Hydrologists measure large amounts of water in acre-feet — an acre of water one-foot deep, or 326,000 gallons.

In an average year, 200 million acre-feet of water fall on California as rain or snow. The vast majority of it sinks into the ground or evaporates, but about a third of it finds its way into rivers. Half of that will eventually flow into the Pacific Ocean.

That leaves approximately 35-40 million acre-feet for human use, with three-quarters being applied to fields and orchards to support the state’s agricultural output, and the remaining quarter — 9-10 million acre-feet — being used for household, commercial and industrial purposes.

In other words, nearly 39 million Californians wind up using about 5% of the original precipitation to water their lawns, bathe themselves, operate toilets and cook their food.

That number is important because it is such a tiny amount, even though the state’s perennial household water conservation programs imply that taking fewer showers or reducing lawn watering will somehow solve the state’s water problems.

The ludicrous nature of those propagandistic appeals is quite evident in the state Water Resources Control Board’s new plan to force local water agencies into cutting household water use even more, no matter the multibillion-dollar cost, and with penalties if they fail to meet quotas.

The water board says the plan, which was authorized by the Legislature in 2018, would reduce household use by 440,000 acre-feet a year when fully implemented.
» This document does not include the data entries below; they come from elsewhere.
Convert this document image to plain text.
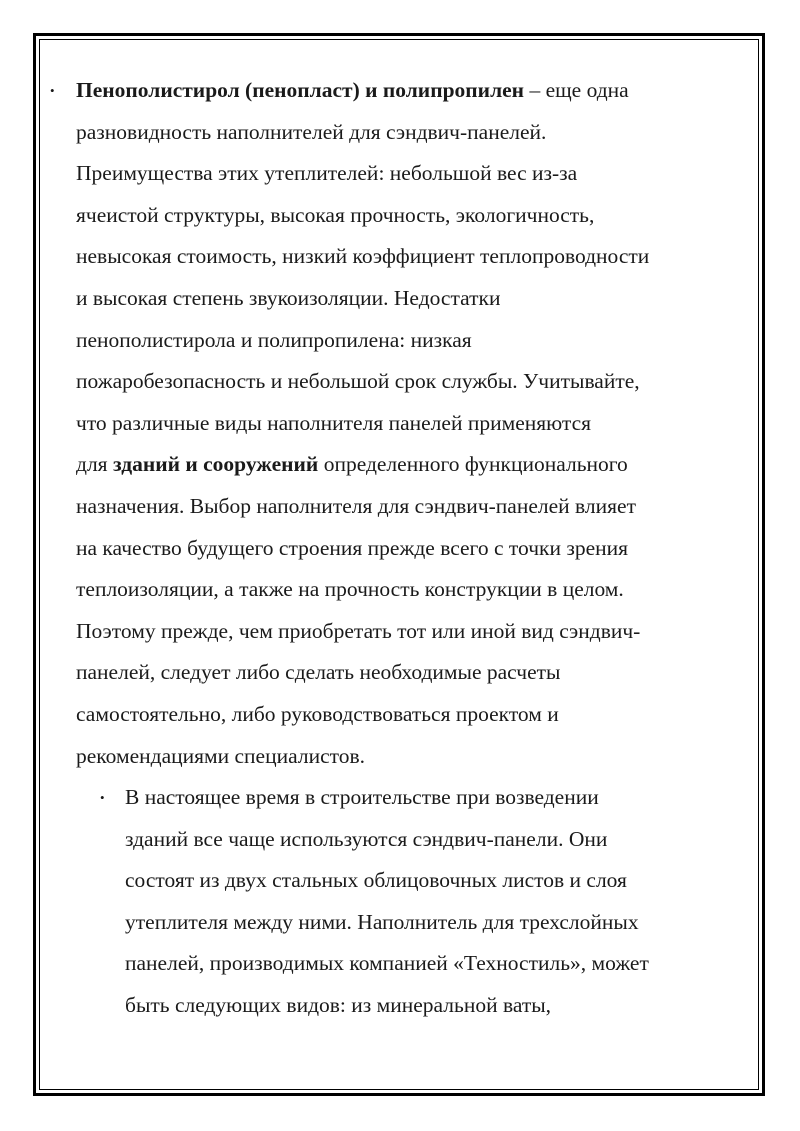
• Пенополистирол (пенопласт) и полипропилен – еще одна
разновидность наполнителей для сэндвич-панелей.
Преимущества этих утеплителей: небольшой вес из-за
ячеистой структуры, высокая прочность, экологичность,
невысокая стоимость, низкий коэффициент теплопроводности
и высокая степень звукоизоляции. Недостатки
пенополистирола и полипропилена: низкая
пожаробезопасность и небольшой срок службы. Учитывайте,
что различные виды наполнителя панелей применяются
для зданий и сооружений определенного функционального
назначения. Выбор наполнителя для сэндвич-панелей влияет
на качество будущего строения прежде всего с точки зрения
теплоизоляции, а также на прочность конструкции в целом.
Поэтому прежде, чем приобретать тот или иной вид сэндвич-
панелей, следует либо сделать необходимые расчеты
самостоятельно, либо руководствоваться проектом и
рекомендациями специалистов.
• В настоящее время в строительстве при возведении
зданий все чаще используются сэндвич-панели. Они
состоят из двух стальных облицовочных листов и слоя
утеплителя между ними. Наполнитель для трехслойных
панелей, производимых компанией «Техностиль», может
быть следующих видов: из минеральной ваты,
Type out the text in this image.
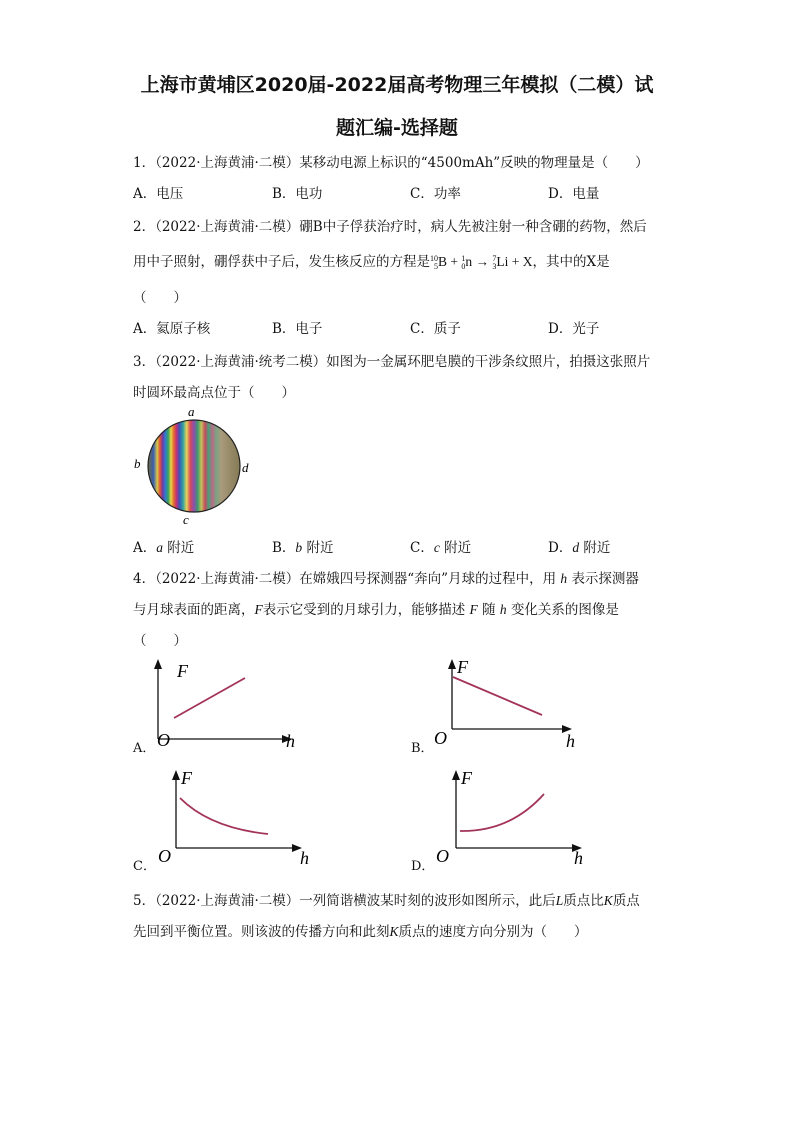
上海市黄埔区2020届-2022届高考物理三年模拟（二模）试
题汇编-选择题
1．（2022·上海黄浦·二模）某移动电源上标识的“4500mAh”反映的物理量是（　　）
A．电压	B．电功	C．功率	D．电量
2．（2022·上海黄浦·二模）硼B中子俘获治疗时，病人先被注射一种含硼的药物，然后
用中子照射，硼俘获中子后，发生核反应的方程是 10
5 B + 1
0 n → 7
3 Li + X，其中的X是
（　　）
A．氦原子核	B．电子	C．质子	D．光子
3．（2022·上海黄浦·统考二模）如图为一金属环肥皂膜的干涉条纹照片，拍摄这张照片
时圆环最高点位于（　　）
a
b
c
d
A．a 附近	B．b 附近	C．c 附近	D．d 附近
4．（2022·上海黄浦·二模）在嫦娥四号探测器“奔向”月球的过程中，用 h 表示探测器
与月球表面的距离，F表示它受到的月球引力，能够描述 F 随 h 变化关系的图像是
（　　）
A．
F
h
O	B．
F
h
O
C．
F
h
O
D．
F
h
O
5．（2022·上海黄浦·二模）一列简谐横波某时刻的波形如图所示，此后L质点比K质点
先回到平衡位置。则该波的传播方向和此刻K质点的速度方向分别为（　　）
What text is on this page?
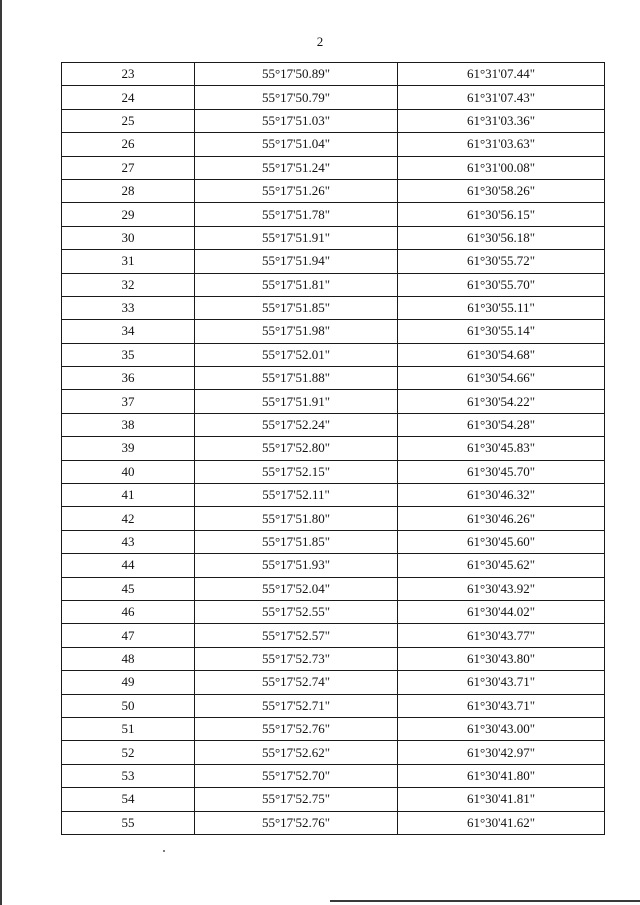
2
23	55°17'50.89"	61°31'07.44"
24	55°17'50.79"	61°31'07.43"
25	55°17'51.03"	61°31'03.36"
26	55°17'51.04"	61°31'03.63"
27	55°17'51.24"	61°31'00.08"
28	55°17'51.26"	61°30'58.26"
29	55°17'51.78"	61°30'56.15"
30	55°17'51.91"	61°30'56.18"
31	55°17'51.94"	61°30'55.72"
32	55°17'51.81"	61°30'55.70"
33	55°17'51.85"	61°30'55.11"
34	55°17'51.98"	61°30'55.14"
35	55°17'52.01"	61°30'54.68"
36	55°17'51.88"	61°30'54.66"
37	55°17'51.91"	61°30'54.22"
38	55°17'52.24"	61°30'54.28"
39	55°17'52.80"	61°30'45.83"
40	55°17'52.15"	61°30'45.70"
41	55°17'52.11"	61°30'46.32"
42	55°17'51.80"	61°30'46.26"
43	55°17'51.85"	61°30'45.60"
44	55°17'51.93"	61°30'45.62"
45	55°17'52.04"	61°30'43.92"
46	55°17'52.55"	61°30'44.02"
47	55°17'52.57"	61°30'43.77"
48	55°17'52.73"	61°30'43.80"
49	55°17'52.74"	61°30'43.71"
50	55°17'52.71"	61°30'43.71"
51	55°17'52.76"	61°30'43.00"
52	55°17'52.62"	61°30'42.97"
53	55°17'52.70"	61°30'41.80"
54	55°17'52.75"	61°30'41.81"
55	55°17'52.76"	61°30'41.62"
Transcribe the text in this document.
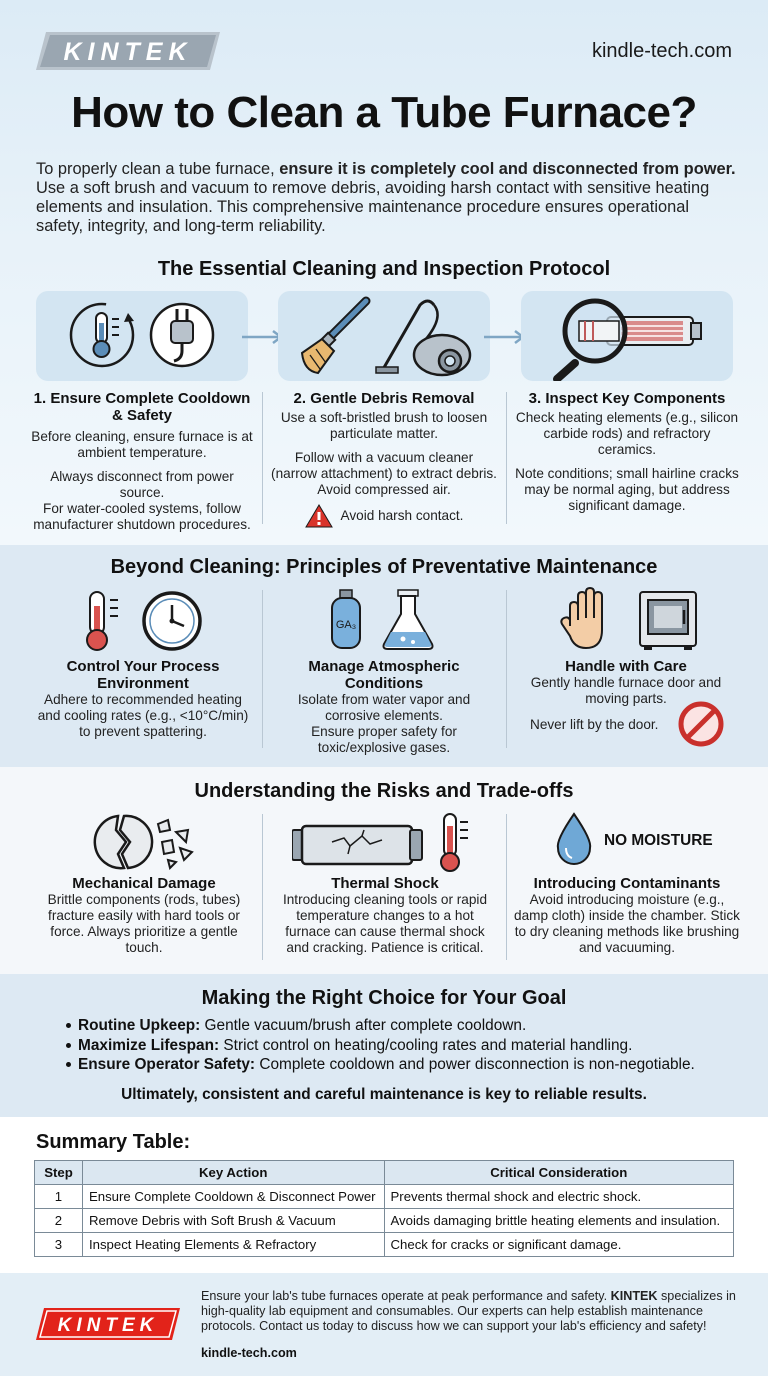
KINTEK	kindle-tech.com
How to Clean a Tube Furnace?

To properly clean a tube furnace, ensure it is completely cool and disconnected from power. Use a soft brush and vacuum to remove debris, avoiding harsh contact with sensitive heating elements and insulation. This comprehensive maintenance procedure ensures operational safety, integrity, and long-term reliability.

The Essential Cleaning and Inspection Protocol
1. Ensure Complete Cooldown & Safety
Before cleaning, ensure furnace is at ambient temperature.
Always disconnect from power source.
For water-cooled systems, follow manufacturer shutdown procedures.
2. Gentle Debris Removal
Use a soft-bristled brush to loosen particulate matter.
Follow with a vacuum cleaner (narrow attachment) to extract debris. Avoid compressed air.
Avoid harsh contact.
3. Inspect Key Components
Check heating elements (e.g., silicon carbide rods) and refractory ceramics.
Note conditions; small hairline cracks may be normal aging, but address significant damage.
Beyond Cleaning: Principles of Preventative Maintenance
GA₃
Control Your Process Environment
Adhere to recommended heating and cooling rates (e.g., <10°C/min) to prevent spattering.
Manage Atmospheric Conditions
Isolate from water vapor and corrosive elements.
Ensure proper safety for toxic/explosive gases.
Handle with Care
Gently handle furnace door and moving parts.
Never lift by the door.
Understanding the Risks and Trade-offs
NO MOISTURE
Mechanical Damage
Brittle components (rods, tubes) fracture easily with hard tools or force. Always prioritize a gentle touch.
Thermal Shock
Introducing cleaning tools or rapid temperature changes to a hot furnace can cause thermal shock and cracking. Patience is critical.
Introducing Contaminants
Avoid introducing moisture (e.g., damp cloth) inside the chamber. Stick to dry cleaning methods like brushing and vacuuming.
Making the Right Choice for Your Goal
Routine Upkeep: Gentle vacuum/brush after complete cooldown.
Maximize Lifespan: Strict control on heating/cooling rates and material handling.
Ensure Operator Safety: Complete cooldown and power disconnection is non-negotiable.
Ultimately, consistent and careful maintenance is key to reliable results.
Summary Table:
Step	Key Action	Critical Consideration
1	Ensure Complete Cooldown & Disconnect Power	Prevents thermal shock and electric shock.
2	Remove Debris with Soft Brush & Vacuum	Avoids damaging brittle heating elements and insulation.
3	Inspect Heating Elements & Refractory	Check for cracks or significant damage.
KINTEK

Ensure your lab's tube furnaces operate at peak performance and safety. KINTEK specializes in high-quality lab equipment and consumables. Our experts can help establish maintenance protocols. Contact us today to discuss how we can support your lab's efficiency and safety!

kindle-tech.com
That would be about 5% of current use, which is only about 5% of average precipitation — scarcely a drop in the bucket.

The plan is drawing some well-reasoned criticism from two independent observers, the Legislative Analyst Office, an arm of the Legislature, and the Public Policy Institute of California, the state’s premier think tank.

The LAO, in a report to the Legislature, said the plan “will create challenges for water suppliers in several key ways, in many cases without compelling justifications.”

In essence, the LAO said, local water agencies would have to jump through the state’s hoops by spending billions of dollars for a tiny reduction in overall water use that could have an adverse impact on low-income families.